On an unadjusted basis, the composite index decreased by 2% week over week. The seasonally adjusted purchase index decreased by 3% compared with the week ended April 7. The unadjusted purchase index also decreased by 3% for the week and is now 1% lower year over year.

The MBA’s refinance index increased by just 0.2% week over week, and the percentage of all new applications that were seeking refinancing rose from 41.6% to 42.4%.

Adjustable rate mortgage loans accounted for 8.4% of all applications, down just 0.1 percentage point compared with the prior week.

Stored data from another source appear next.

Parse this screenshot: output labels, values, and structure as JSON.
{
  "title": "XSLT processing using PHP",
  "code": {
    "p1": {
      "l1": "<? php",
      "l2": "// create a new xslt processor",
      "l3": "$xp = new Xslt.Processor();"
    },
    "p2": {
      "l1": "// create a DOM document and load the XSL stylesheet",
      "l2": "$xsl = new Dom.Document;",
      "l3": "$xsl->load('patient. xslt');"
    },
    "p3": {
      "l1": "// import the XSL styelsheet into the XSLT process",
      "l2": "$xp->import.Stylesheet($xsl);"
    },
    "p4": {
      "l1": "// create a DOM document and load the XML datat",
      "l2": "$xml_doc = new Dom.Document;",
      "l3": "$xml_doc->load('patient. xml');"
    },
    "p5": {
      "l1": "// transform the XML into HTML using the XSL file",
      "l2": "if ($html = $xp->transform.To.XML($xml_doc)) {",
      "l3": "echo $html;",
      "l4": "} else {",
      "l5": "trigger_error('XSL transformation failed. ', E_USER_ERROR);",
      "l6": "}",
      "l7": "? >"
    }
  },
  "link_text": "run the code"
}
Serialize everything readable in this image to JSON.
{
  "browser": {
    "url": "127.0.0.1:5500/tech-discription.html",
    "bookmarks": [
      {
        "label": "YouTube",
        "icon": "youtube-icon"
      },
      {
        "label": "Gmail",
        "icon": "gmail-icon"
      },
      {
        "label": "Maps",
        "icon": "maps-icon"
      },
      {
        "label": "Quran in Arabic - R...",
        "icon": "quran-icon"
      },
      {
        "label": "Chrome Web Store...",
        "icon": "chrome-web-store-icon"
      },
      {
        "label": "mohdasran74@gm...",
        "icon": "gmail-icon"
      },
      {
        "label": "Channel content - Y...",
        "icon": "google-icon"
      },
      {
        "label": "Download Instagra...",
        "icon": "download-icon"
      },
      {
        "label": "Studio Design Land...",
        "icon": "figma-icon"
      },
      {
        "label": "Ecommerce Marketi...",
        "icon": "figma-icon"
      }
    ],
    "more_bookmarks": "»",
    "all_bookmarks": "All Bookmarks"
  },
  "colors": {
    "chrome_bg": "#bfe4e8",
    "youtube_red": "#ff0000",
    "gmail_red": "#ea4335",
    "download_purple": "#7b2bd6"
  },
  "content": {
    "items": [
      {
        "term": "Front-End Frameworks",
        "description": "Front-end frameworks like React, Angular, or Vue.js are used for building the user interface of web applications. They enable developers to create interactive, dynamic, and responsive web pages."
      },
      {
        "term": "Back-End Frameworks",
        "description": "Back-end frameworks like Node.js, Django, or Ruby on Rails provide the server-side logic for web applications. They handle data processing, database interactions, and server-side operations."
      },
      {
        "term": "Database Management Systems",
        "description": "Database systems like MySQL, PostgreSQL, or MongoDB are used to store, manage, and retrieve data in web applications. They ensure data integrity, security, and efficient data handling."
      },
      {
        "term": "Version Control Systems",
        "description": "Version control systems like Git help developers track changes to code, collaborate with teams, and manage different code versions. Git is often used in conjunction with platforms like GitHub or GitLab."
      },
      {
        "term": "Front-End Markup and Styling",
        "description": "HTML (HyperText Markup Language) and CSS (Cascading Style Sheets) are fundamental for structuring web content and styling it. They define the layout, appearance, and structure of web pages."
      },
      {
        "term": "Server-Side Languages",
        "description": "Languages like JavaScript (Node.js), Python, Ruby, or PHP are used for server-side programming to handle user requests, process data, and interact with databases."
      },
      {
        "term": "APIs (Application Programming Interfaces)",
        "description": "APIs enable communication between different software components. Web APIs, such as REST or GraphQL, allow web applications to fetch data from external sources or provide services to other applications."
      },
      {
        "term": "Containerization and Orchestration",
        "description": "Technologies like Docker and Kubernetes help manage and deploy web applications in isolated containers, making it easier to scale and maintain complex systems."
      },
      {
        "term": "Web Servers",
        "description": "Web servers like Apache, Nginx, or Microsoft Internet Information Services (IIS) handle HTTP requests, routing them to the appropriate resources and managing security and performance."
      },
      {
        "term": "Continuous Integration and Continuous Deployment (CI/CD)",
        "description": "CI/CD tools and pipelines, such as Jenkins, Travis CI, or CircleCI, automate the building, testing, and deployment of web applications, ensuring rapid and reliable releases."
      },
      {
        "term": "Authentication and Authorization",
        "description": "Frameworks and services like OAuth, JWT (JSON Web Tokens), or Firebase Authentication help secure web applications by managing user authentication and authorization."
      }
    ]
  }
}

The supply of homes for sale in the United States has reached its lowest point in more than 10 years, according to Freddie Mac. Unless the situation improves, home sales in 2017 will decline from the 10-year high posted in 2016.

More existing homeowners are staying put because of the inventory shortage and because interest rates are creeping up. That means they are not selling their homes, further crimping inventories. Mortgage Daily News’ Jann Swanson sums it up:

While full employment and rising inflation are signs of a strong economy, they also have the potential to push mortgage rates and house prices up. The higher rates and higher home prices (up 5.8 percent on an annual basis in January) create significant affordability concerns, which may continue to characterize the housing market for the rest of 2017.

According to the MBA, last week’s average mortgage loan rate for a conforming 30-year fixed-rate mortgage decreased from 4.28% to 4.22%. The rate for a jumbo 30-year fixed-rate mortgage fell from 4.24% to 4.15%. The average interest rate for a 15-year fixed-rate mortgage dropped from 3.51% to 3.50%.

The contract interest rate for a 5/1 adjustable-rate mortgage loan decreased from 3.33% to 3.27%. Rates on a 30-year FHA-backed fixed-rate loan fell from 4.14% to 4.09%.